Lars "Bernie" Ostervold

Lars “Bernie” Ostervold has been selling pump parts and engineering advice to aggregate companies in the Southeast for more than 20 years.

Headquartered in Columbus, Georgia, his company, Pearce Pump South, Inc., handles “all equipment from the front of the dredge to when the aggregate comes off the conveyor belt (after processing).” This includes parts for pumps, conveyors and processing plants, and rubber products such as hoses and sleeves.

The companies he represents are a mix of nationally known names and small, local companies, including Pearce Pump Supply, GreyStone processing plants, Berkeley water pumps, Price Rubber Company, Titan/Kern and Salem-Republic Rubber products, Buffalo Wire and Miller Wire Works for screen cloth, SEPCO pump packing and gaskets, Aggregate Equipment Sales for after market processor parts, and Southern Wire Enterprises and DBT America for conveyor products. He uses Southern Machine & Welding, a machine shop fabricator in Columbus, and handles DynaSonics ultrasonic flowmeters.

He calls on customers in Alabama, Georgia, North and South Carolina and the panhandle of Florida, and 70 to 80 percent of his customers are dredge operators.

Ostervold will visit a customer every two to eight weeks, depending on where the plant is located.

“In North Carolina, parts usage is not as great as in Alabama, where there is more rock, so I’ll visit companies in Alabama every two weeks and the ones in North Carolina every six to eight weeks,” he said.

Traveling in a ¾-ton pickup truck, Ostervold carries a flowmeter and other devices, such as tachometers, to trouble shoot problems.

“A lot of times when I’m at a plant, the customer will ask about a problem – flow, pressure or electric motors – and I go down and analyze it for them,” he said. He calls this basic engineering.


“Often, people call just for advice, rather than to buy something, and that is part of what we do,” he said. “We’re consultants, helping customers maintain an efficiently-operating plant.”

When he says “we”, he means himself, Wallace Garrod, who handles inside sales at the Columbus office, his wife Judy, who handles secretarial and data management in the office, and his daughter Laryn Moore, the company “computer guru,” who tracks inventory from her home office in Broken Arrow, Oklahoma. Moore’s degree is in Management Information Systems, and she also has several other part time clients she handles as a stay-at-home mother.
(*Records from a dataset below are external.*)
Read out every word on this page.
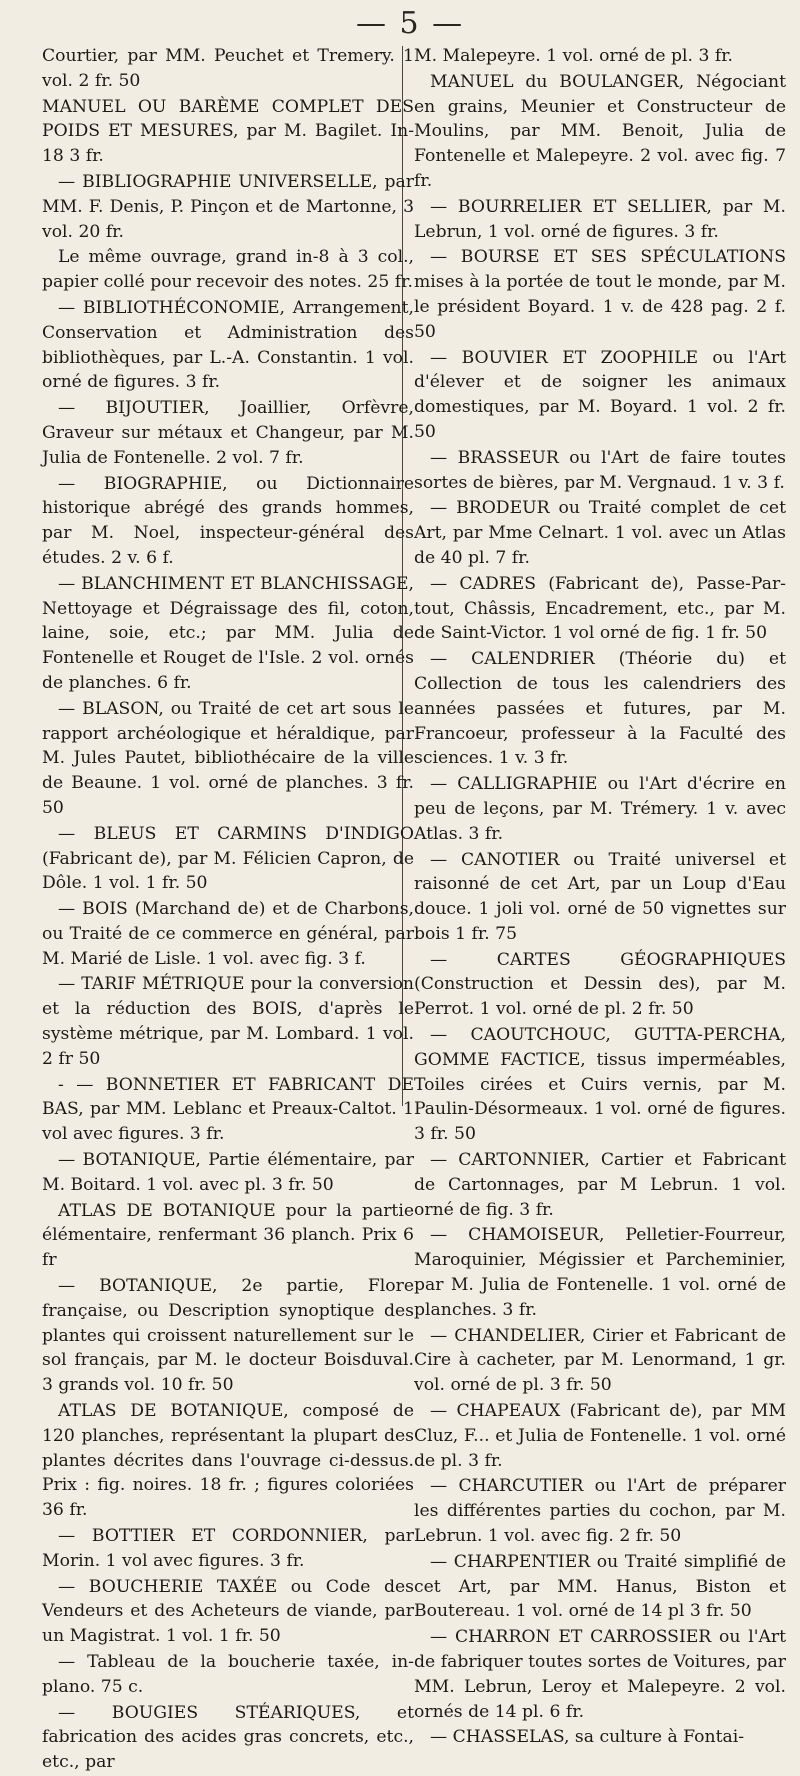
— 5 —

Courtier, par MM. Peuchet et Tremery. 1 vol. 2 fr. 50

MANUEL OU BARÈME COMPLET DES POIDS ET MESURES, par M. Bagilet. In-18 3 fr.

— BIBLIOGRAPHIE UNIVERSELLE, par MM. F. Denis, P. Pinçon et de Martonne, 3 vol. 20 fr.

Le même ouvrage, grand in-8 à 3 col., papier collé pour recevoir des notes. 25 fr.

— BIBLIOTHÉCONOMIE, Arrangement, Conservation et Administration des bibliothèques, par L.-A. Constantin. 1 vol. orné de figures. 3 fr.

— BIJOUTIER, Joaillier, Orfèvre, Graveur sur métaux et Changeur, par M. Julia de Fontenelle. 2 vol. 7 fr.

— BIOGRAPHIE, ou Dictionnaire historique abrégé des grands hommes, par M. Noel, inspecteur-général des études. 2 v. 6 f.

— BLANCHIMENT ET BLANCHISSAGE, Nettoyage et Dégraissage des fil, coton, laine, soie, etc.; par MM. Julia de Fontenelle et Rouget de l'Isle. 2 vol. ornés de planches. 6 fr.

— BLASON, ou Traité de cet art sous le rapport archéologique et héraldique, par M. Jules Pautet, bibliothécaire de la ville de Beaune. 1 vol. orné de planches. 3 fr. 50

— BLEUS ET CARMINS D'INDIGO (Fabricant de), par M. Félicien Capron, de Dôle. 1 vol. 1 fr. 50

— BOIS (Marchand de) et de Charbons, ou Traité de ce commerce en général, par M. Marié de Lisle. 1 vol. avec fig. 3 f.

— TARIF MÉTRIQUE pour la conversion et la réduction des BOIS, d'après le système métrique, par M. Lombard. 1 vol. 2 fr 50

- — BONNETIER ET FABRICANT DE BAS, par MM. Leblanc et Preaux-Caltot. 1 vol avec figures. 3 fr.

— BOTANIQUE, Partie élémentaire, par M. Boitard. 1 vol. avec pl. 3 fr. 50

ATLAS DE BOTANIQUE pour la partie élémentaire, renfermant 36 planch. Prix 6 fr

— BOTANIQUE, 2e partie, Flore française, ou Description synoptique des plantes qui croissent naturellement sur le sol français, par M. le docteur Boisduval. 3 grands vol. 10 fr. 50

ATLAS DE BOTANIQUE, composé de 120 planches, représentant la plupart des plantes décrites dans l'ouvrage ci-dessus. Prix : fig. noires. 18 fr. ; figures coloriées 36 fr.

— BOTTIER ET CORDONNIER, par Morin. 1 vol avec figures. 3 fr.

— BOUCHERIE TAXÉE ou Code des Vendeurs et des Acheteurs de viande, par un Magistrat. 1 vol. 1 fr. 50

— Tableau de la boucherie taxée, in-plano. 75 c.

— BOUGIES STÉARIQUES, et fabrication des acides gras concrets, etc., etc., par

M. Malepeyre. 1 vol. orné de pl. 3 fr.

MANUEL du BOULANGER, Négociant en grains, Meunier et Constructeur de Moulins, par MM. Benoit, Julia de Fontenelle et Malepeyre. 2 vol. avec fig. 7 fr.

— BOURRELIER ET SELLIER, par M. Lebrun, 1 vol. orné de figures. 3 fr.

— BOURSE ET SES SPÉCULATIONS mises à la portée de tout le monde, par M. le président Boyard. 1 v. de 428 pag. 2 f. 50

— BOUVIER ET ZOOPHILE ou l'Art d'élever et de soigner les animaux domestiques, par M. Boyard. 1 vol. 2 fr. 50

— BRASSEUR ou l'Art de faire toutes sortes de bières, par M. Vergnaud. 1 v. 3 f.

— BRODEUR ou Traité complet de cet Art, par Mme Celnart. 1 vol. avec un Atlas de 40 pl. 7 fr.

— CADRES (Fabricant de), Passe-Par-tout, Châssis, Encadrement, etc., par M. de Saint-Victor. 1 vol orné de fig. 1 fr. 50

— CALENDRIER (Théorie du) et Collection de tous les calendriers des années passées et futures, par M. Francoeur, professeur à la Faculté des sciences. 1 v. 3 fr.

— CALLIGRAPHIE ou l'Art d'écrire en peu de leçons, par M. Trémery. 1 v. avec Atlas. 3 fr.

— CANOTIER ou Traité universel et raisonné de cet Art, par un Loup d'Eau douce. 1 joli vol. orné de 50 vignettes sur bois 1 fr. 75

— CARTES GÉOGRAPHIQUES (Construction et Dessin des), par M. Perrot. 1 vol. orné de pl. 2 fr. 50

— CAOUTCHOUC, GUTTA-PERCHA, GOMME FACTICE, tissus imperméables, Toiles cirées et Cuirs vernis, par M. Paulin-Désormeaux. 1 vol. orné de figures. 3 fr. 50

— CARTONNIER, Cartier et Fabricant de Cartonnages, par M Lebrun. 1 vol. orné de fig. 3 fr.

— CHAMOISEUR, Pelletier-Fourreur, Maroquinier, Mégissier et Parcheminier, par M. Julia de Fontenelle. 1 vol. orné de planches. 3 fr.

— CHANDELIER, Cirier et Fabricant de Cire à cacheter, par M. Lenormand, 1 gr. vol. orné de pl. 3 fr. 50

— CHAPEAUX (Fabricant de), par MM Cluz, F... et Julia de Fontenelle. 1 vol. orné de pl. 3 fr.

— CHARCUTIER ou l'Art de préparer les différentes parties du cochon, par M. Lebrun. 1 vol. avec fig. 2 fr. 50

— CHARPENTIER ou Traité simplifié de cet Art, par MM. Hanus, Biston et Boutereau. 1 vol. orné de 14 pl 3 fr. 50

— CHARRON ET CARROSSIER ou l'Art de fabriquer toutes sortes de Voitures, par MM. Lebrun, Leroy et Malepeyre. 2 vol. ornés de 14 pl. 6 fr.

— CHASSELAS, sa culture à Fontai-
The company has outside storage on eight acres near Crawford, Alabama, and in several warehouses in Columbus. Inventory includes parts for four- to 12-inch dredge pumps, including impellers, shells, wear liners, pump packing, and chain clamps. Ostervold keeps crusher parts, dredge sleeves, suction hose, and parts for sand screws and log washers.

“We keep a large inventory for such a small company, and it turns over fast,” he said.
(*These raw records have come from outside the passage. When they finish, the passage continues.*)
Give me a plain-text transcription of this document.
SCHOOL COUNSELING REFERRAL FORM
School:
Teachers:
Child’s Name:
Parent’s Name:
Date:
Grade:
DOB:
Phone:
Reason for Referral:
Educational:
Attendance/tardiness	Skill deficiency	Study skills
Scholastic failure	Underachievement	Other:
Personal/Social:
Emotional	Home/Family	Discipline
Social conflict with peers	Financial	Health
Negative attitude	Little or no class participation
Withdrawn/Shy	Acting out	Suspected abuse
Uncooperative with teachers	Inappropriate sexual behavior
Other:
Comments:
Ostervold began his career with five years as an engineman in the Coast Guard, repairing pumps and diesel engines. At age 23 he entered Auburn University, and received a degree in mechanical engineering in 1972. There followed a series of jobs in the oilfield, until he joined Pekor Iron Works in 1982, rising to vice president of sales by 1990, when he left to start Pearce Pump South, Inc.


“The sand and gravel industry is unique,” he said. “We take our hits, but also have windfalls. This year because of all the major equipment the producers bought, our sales are above last year’s sales. Besides that, it is a fairly consistent business.”

“The industry has grown, and there are a lot of changes,” he said. “There are not as many mom and pop operations; they have been bought out by the large producers.”

He regularly calls on about 70 dredging companies, and has about 110 on his books.

“There was a little less dredging this year,” he said, “but it varies, and next year it might be better.”